Although millet fetches exorbitant prices at the feed store, it’s actually quite easy to grow. If you live in a warm climate, you may be able to get several full batches per year. It should be sown in moist soil (usually around the banks of a pond). Your ducks will be able to forage for it as long as it never becomes totally flooded out.
Corn is one of the easiest crops you can grow if you are making homemade duck feed. After all, you probably have some growing in your backyard garden as it is! Just harvest it at the end of the season and let it dry for long term storage. It’s a good source of fat and calories for your ducks.
5. Fairy Moss
Fairy moss is a gorgeous plant that looks somewhat like duckweed. However, it tends to be much longer. If it’s not fed upon by ducks, it can rapidly overtake a pond. It is an excellent companion plant for rice and can help to improve its yield, too.
Because peas can be grown just about anywhere (and with no pond or pool required), they are a smart option for making your own duck feed. Pea seeds are easy to find in most stores and are so inexpensive.

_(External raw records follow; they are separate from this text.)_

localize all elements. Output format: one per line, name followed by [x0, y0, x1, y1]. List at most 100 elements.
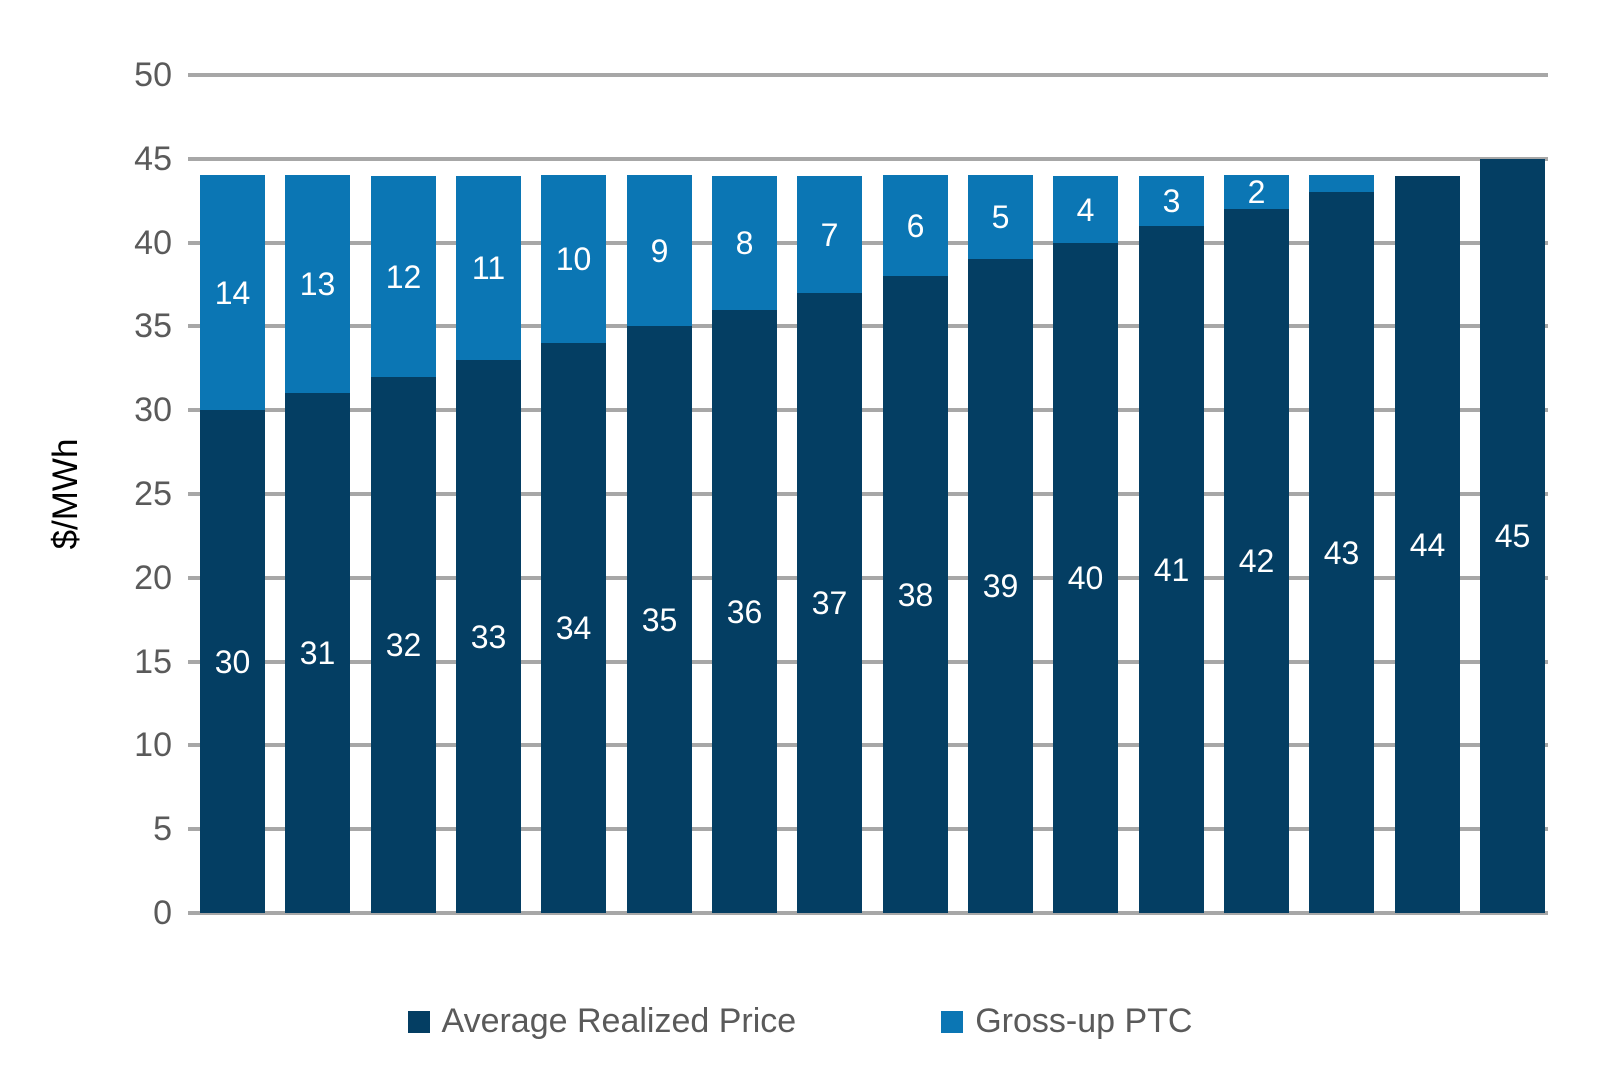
gridline-50 — [188, 73, 1548, 77]
bar-16: 45 — [1480, 159, 1545, 913]
legend-marker-average-realized-price — [407, 1010, 430, 1033]
y-tick-label-5: 5 — [153, 810, 172, 849]
bar-10: 5 39 — [968, 175, 1033, 913]
bar-value-label-gross-up-ptc-13: 2 — [1247, 174, 1266, 210]
bar-segment-average-realized-price-9: 38 — [883, 276, 948, 913]
bar-segment-average-realized-price-1: 30 — [200, 410, 265, 913]
bar-segment-average-realized-price-12: 41 — [1139, 226, 1204, 913]
bar-value-label-gross-up-ptc-8: 7 — [820, 216, 839, 253]
bar-value-label-average-realized-price-2: 31 — [299, 635, 336, 671]
bar-segment-gross-up-ptc-12: 3 — [1139, 176, 1204, 226]
bar-segment-average-realized-price-4: 33 — [456, 360, 521, 913]
legend-item-average-realized-price: Average Realized Price — [407, 1002, 797, 1040]
bar-8: 7 37 — [797, 176, 862, 913]
bar-2: 13 31 — [285, 175, 350, 913]
legend-item-gross-up-ptc: Gross-up PTC — [941, 1002, 1193, 1040]
y-tick-label-30: 30 — [134, 391, 172, 430]
bar-segment-gross-up-ptc-1: 14 — [200, 175, 265, 410]
bar-value-label-average-realized-price-8: 37 — [811, 585, 848, 621]
bar-value-label-gross-up-ptc-4: 11 — [471, 250, 506, 286]
bar-11: 4 40 — [1053, 176, 1118, 913]
y-tick-label-25: 25 — [134, 475, 172, 513]
bar-value-label-gross-up-ptc-5: 10 — [555, 241, 592, 277]
bar-value-label-gross-up-ptc-2: 13 — [299, 266, 336, 302]
gridline-45 — [188, 156, 1548, 161]
legend: Average Realized Price Gross-up PTC — [0, 1002, 1600, 1040]
bar-value-label-gross-up-ptc-9: 6 — [906, 207, 925, 244]
bar-13: 2 42 — [1224, 175, 1289, 913]
bar-value-label-average-realized-price-10: 39 — [982, 568, 1019, 604]
bar-value-label-average-realized-price-1: 30 — [214, 643, 251, 680]
bar-segment-gross-up-ptc-4: 11 — [456, 176, 521, 360]
bar-value-label-average-realized-price-11: 40 — [1067, 560, 1104, 596]
bar-segment-average-realized-price-8: 37 — [797, 293, 862, 913]
bar-5: 10 34 — [541, 175, 606, 913]
bar-segment-average-realized-price-5: 34 — [541, 343, 606, 913]
bar-value-label-average-realized-price-15: 44 — [1409, 526, 1446, 563]
bar-1: 14 30 — [200, 175, 265, 913]
bar-value-label-average-realized-price-12: 41 — [1153, 551, 1190, 588]
bar-value-label-average-realized-price-3: 32 — [385, 627, 422, 663]
bar-segment-average-realized-price-11: 40 — [1053, 243, 1118, 913]
bar-segment-gross-up-ptc-7: 8 — [712, 176, 777, 310]
bar-value-label-average-realized-price-16: 45 — [1494, 518, 1531, 554]
bar-6: 9 35 — [627, 175, 692, 913]
y-tick-label-40: 40 — [134, 223, 172, 262]
bar-value-label-gross-up-ptc-3: 12 — [385, 258, 422, 295]
bar-15: 44 — [1395, 176, 1460, 913]
bar-segment-gross-up-ptc-14 — [1309, 175, 1374, 192]
gridline-0 — [188, 911, 1548, 915]
legend-label-average-realized-price: Average Realized Price — [441, 1002, 797, 1040]
bar-segment-gross-up-ptc-10: 5 — [968, 175, 1033, 259]
bar-14: 43 — [1309, 175, 1374, 913]
bar-12: 3 41 — [1139, 176, 1204, 913]
gridline-30 — [188, 408, 1548, 413]
bar-segment-average-realized-price-13: 42 — [1224, 209, 1289, 913]
bar-segment-gross-up-ptc-13: 2 — [1224, 175, 1289, 209]
bar-segment-gross-up-ptc-11: 4 — [1053, 176, 1118, 243]
bar-segment-gross-up-ptc-6: 9 — [627, 175, 692, 326]
bar-value-label-gross-up-ptc-10: 5 — [991, 199, 1010, 235]
gridline-5 — [188, 827, 1548, 832]
bar-value-label-average-realized-price-7: 36 — [726, 593, 763, 630]
gridline-35 — [188, 324, 1548, 329]
bar-value-label-average-realized-price-6: 35 — [641, 601, 678, 638]
bar-value-label-average-realized-price-5: 34 — [555, 610, 592, 646]
bar-4: 11 33 — [456, 176, 521, 913]
bar-segment-average-realized-price-14: 43 — [1309, 192, 1374, 913]
bar-value-label-gross-up-ptc-12: 3 — [1162, 183, 1181, 219]
bar-segment-average-realized-price-6: 35 — [627, 326, 692, 913]
bar-3: 12 32 — [371, 176, 436, 913]
gridline-15 — [188, 659, 1548, 664]
y-tick-label-50: 50 — [134, 56, 172, 94]
bar-value-label-gross-up-ptc-1: 14 — [214, 274, 251, 311]
y-tick-label-15: 15 — [134, 642, 172, 681]
bar-value-label-average-realized-price-13: 42 — [1238, 543, 1275, 579]
bar-segment-gross-up-ptc-5: 10 — [541, 175, 606, 343]
bar-value-label-gross-up-ptc-6: 9 — [650, 232, 669, 269]
y-axis-title: $/MWh — [46, 438, 85, 550]
bar-segment-average-realized-price-7: 36 — [712, 310, 777, 913]
bar-segment-gross-up-ptc-9: 6 — [883, 175, 948, 276]
y-tick-label-10: 10 — [134, 726, 172, 765]
y-tick-label-0: 0 — [153, 894, 172, 932]
bar-9: 6 38 — [883, 175, 948, 913]
y-tick-label-20: 20 — [134, 558, 172, 597]
legend-marker-gross-up-ptc — [941, 1010, 964, 1033]
bar-segment-average-realized-price-15: 44 — [1395, 176, 1460, 913]
bar-value-label-average-realized-price-14: 43 — [1323, 534, 1360, 571]
y-tick-label-45: 45 — [134, 139, 172, 178]
plot-area: 0 5 10 15 20 25 30 35 40 45 50 14 30 13 31 12 32 11 33 10 34… — [134, 58, 1548, 930]
bar-value-label-gross-up-ptc-7: 8 — [735, 225, 754, 261]
bar-segment-average-realized-price-2: 31 — [285, 393, 350, 913]
bar-value-label-gross-up-ptc-11: 4 — [1076, 191, 1095, 228]
bar-segment-gross-up-ptc-3: 12 — [371, 176, 436, 377]
bar-segment-gross-up-ptc-8: 7 — [797, 176, 862, 293]
gridline-20 — [188, 575, 1548, 580]
gridline-25 — [188, 492, 1548, 496]
legend-label-gross-up-ptc: Gross-up PTC — [975, 1002, 1193, 1040]
bar-7: 8 36 — [712, 176, 777, 913]
y-tick-label-35: 35 — [134, 307, 172, 346]
bar-value-label-average-realized-price-4: 33 — [470, 618, 507, 655]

Plus, peas provide an excellent source of nutrients for your ducks.
7. Wild Rice
The only downside to growing wild rice is that your ducks may feed on it before it’s mature, which can kill the plants before they reach their true potential.

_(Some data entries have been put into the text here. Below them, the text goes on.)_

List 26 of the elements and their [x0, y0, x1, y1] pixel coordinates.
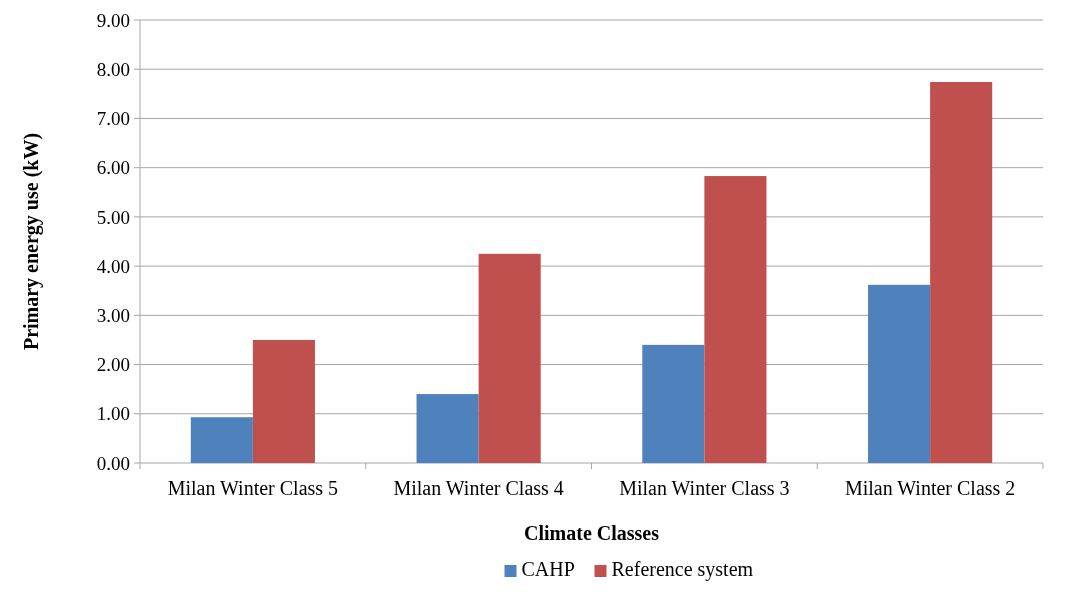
- x-tick-label: Milan Winter Class 3: [619, 477, 790, 499]
- bar: [416, 394, 479, 463]
- legend-label: Reference system: [611, 558, 754, 581]
- legend-label: CAHP: [521, 558, 575, 580]
- x-tick-label: Milan Winter Class 4: [393, 477, 564, 499]
- x-tick-label: Milan Winter Class 2: [844, 477, 1016, 499]
- bar: [478, 253, 541, 463]
- bar: [704, 176, 767, 463]
- y-tick-label: 7.00: [96, 108, 130, 130]
- y-tick-label: 8.00: [96, 58, 130, 80]
- y-tick-label: 4.00: [96, 255, 130, 277]
- y-tick-label: 6.00: [96, 157, 130, 179]
- x-axis-title: Climate Classes: [524, 522, 660, 544]
- y-axis-title: Primary energy use (kW): [20, 132, 43, 351]
- bar: [930, 82, 993, 463]
- y-tick-label: 1.00: [96, 403, 130, 425]
- bar: [190, 417, 253, 463]
- y-tick-label: 3.00: [96, 304, 130, 326]
- bar: [252, 339, 315, 463]
- y-tick-label: 9.00: [96, 9, 130, 31]
- bar: [642, 344, 705, 463]
- bar: [868, 284, 931, 463]
- y-tick-label: 0.00: [96, 452, 130, 474]
- y-tick-label: 5.00: [96, 206, 130, 228]
- x-tick-label: Milan Winter Class 5: [167, 477, 339, 499]
- y-tick-label: 2.00: [96, 354, 130, 376]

When allowed to grow to their full size, though, wild rice plants will reach up to eight feet above the surface of the water. That’s a lot of duck feed! Depending on the climate where you live, you will usually plant wild rice seeds in the fall. It will overwinter and then appear under the water in the spring.

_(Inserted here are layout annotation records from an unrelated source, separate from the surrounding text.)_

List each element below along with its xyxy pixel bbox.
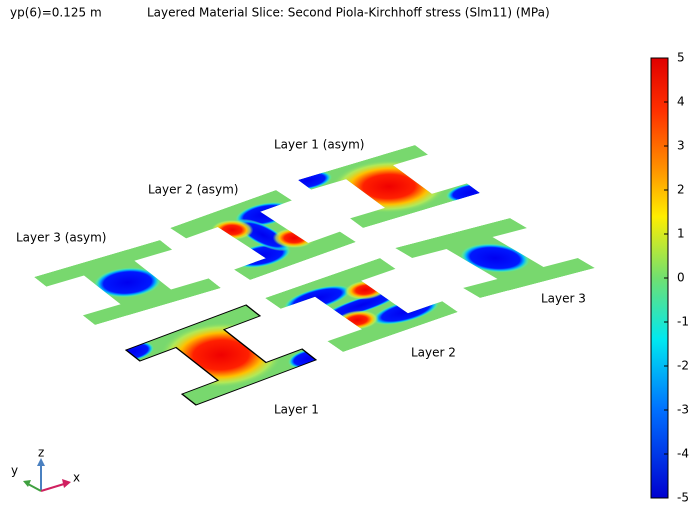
layer-label: Layer 2 (asym) xyxy=(148,183,238,197)
colorbar-tick-label: -2 xyxy=(677,359,689,373)
colorbar-tick-label: 5 xyxy=(677,51,685,65)
colorbar-tick-label: 1 xyxy=(677,227,685,241)
plot-title: Layered Material Slice: Second Piola-Kir… xyxy=(147,6,550,20)
plot-window: yp(6)=0.125 m Layered Material Slice: Se… xyxy=(0,0,697,507)
colorbar-tick-label: -1 xyxy=(677,315,689,329)
axis-label: x xyxy=(73,471,80,485)
axis-label: y xyxy=(11,464,18,478)
plate xyxy=(265,258,458,352)
colorbar-tick-label: 4 xyxy=(677,95,685,109)
plate xyxy=(34,240,221,325)
layer-label: Layer 2 xyxy=(411,346,456,360)
layer-label: Layer 1 xyxy=(274,403,319,417)
axis-triad: z y x xyxy=(11,446,80,492)
colorbar-tick-label: 0 xyxy=(677,271,685,285)
colorbar-tick-label: -3 xyxy=(677,403,689,417)
layer-label: Layer 1 (asym) xyxy=(274,138,364,152)
colorbar-tick-label: -4 xyxy=(677,447,689,461)
plate xyxy=(105,295,337,416)
colorbar-tick-label: -5 xyxy=(677,491,689,505)
parameter-label: yp(6)=0.125 m xyxy=(10,6,102,20)
axis-label: z xyxy=(38,446,44,460)
colorbar-tick-label: 2 xyxy=(677,183,685,197)
layer-label: Layer 3 (asym) xyxy=(16,231,106,245)
plate xyxy=(170,190,356,280)
colorbar-tick-label: 3 xyxy=(677,139,685,153)
layer-label: Layer 3 xyxy=(541,292,586,306)
plate xyxy=(395,218,595,298)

You can find more information on growing wild rice here.
2 Additional Tips for Starting a “Duck Garden”
1. Decide on Container or Plot Growing
Growing your own fodder for homemade duck feed is unlike growing any other kind of animal food. That’s because many of the plants you will be growing actually thrive in an aquatic environment, instead of on land.
Therefore, you will have several options available to you.
For typical plants like corn and peas, of course, you’re probably going to want to grow directly in a garden plot. However, you can grow some plants, like peas, in containers for year-round cultivation and harvest, too.
You don’t have to have a duck pond to grow aquatic foods for your ducks, either. While you certainly can – and it’s a great way to create an authentic natural environment for your ducks – you can also grow these options in kiddie pools or shallow plastic tubs.
You’ll simply toss the food to your ducks as soon as it matures (or you can let them forage in there on their own, although the plants may not make it as long because they are constantly being nibbled on).
2. Pay Attention to Regulations
Bear in mind that some of the plants you might decide to grow for ducks, like water hyacinth, are actually invasive in some areas. If you plan on growing in a pond that is connected to another waterway, you’ll want to be wary of doing this. Check your local regulations and growing guides to figure out what is allowed.
Worst-case scenario, if the plants you want to grow are considered invasive, you can always grow them in an isolated kiddie pool or tub. Just follow good biosecurity measures (like cleaning your gardening tools) to make sure you don’t accidentally spread those invasives to the waterways.
Don’t Neglect Other Components of Your Ducks’ Diets
While these plants are a great place to start when you are making your own homemade duck feed, don’t neglect that ducks prefer a varied diet. You may want to start small and use your homemade foods as supplements instead of as the primary source of your ducks’ nutrition when you are first starting out.
As long as you mind nutrient ratios to give your ducks the most balanced diet possible, you can easily grow your own nutritious duck feed – and save money and time on your homestead in the process.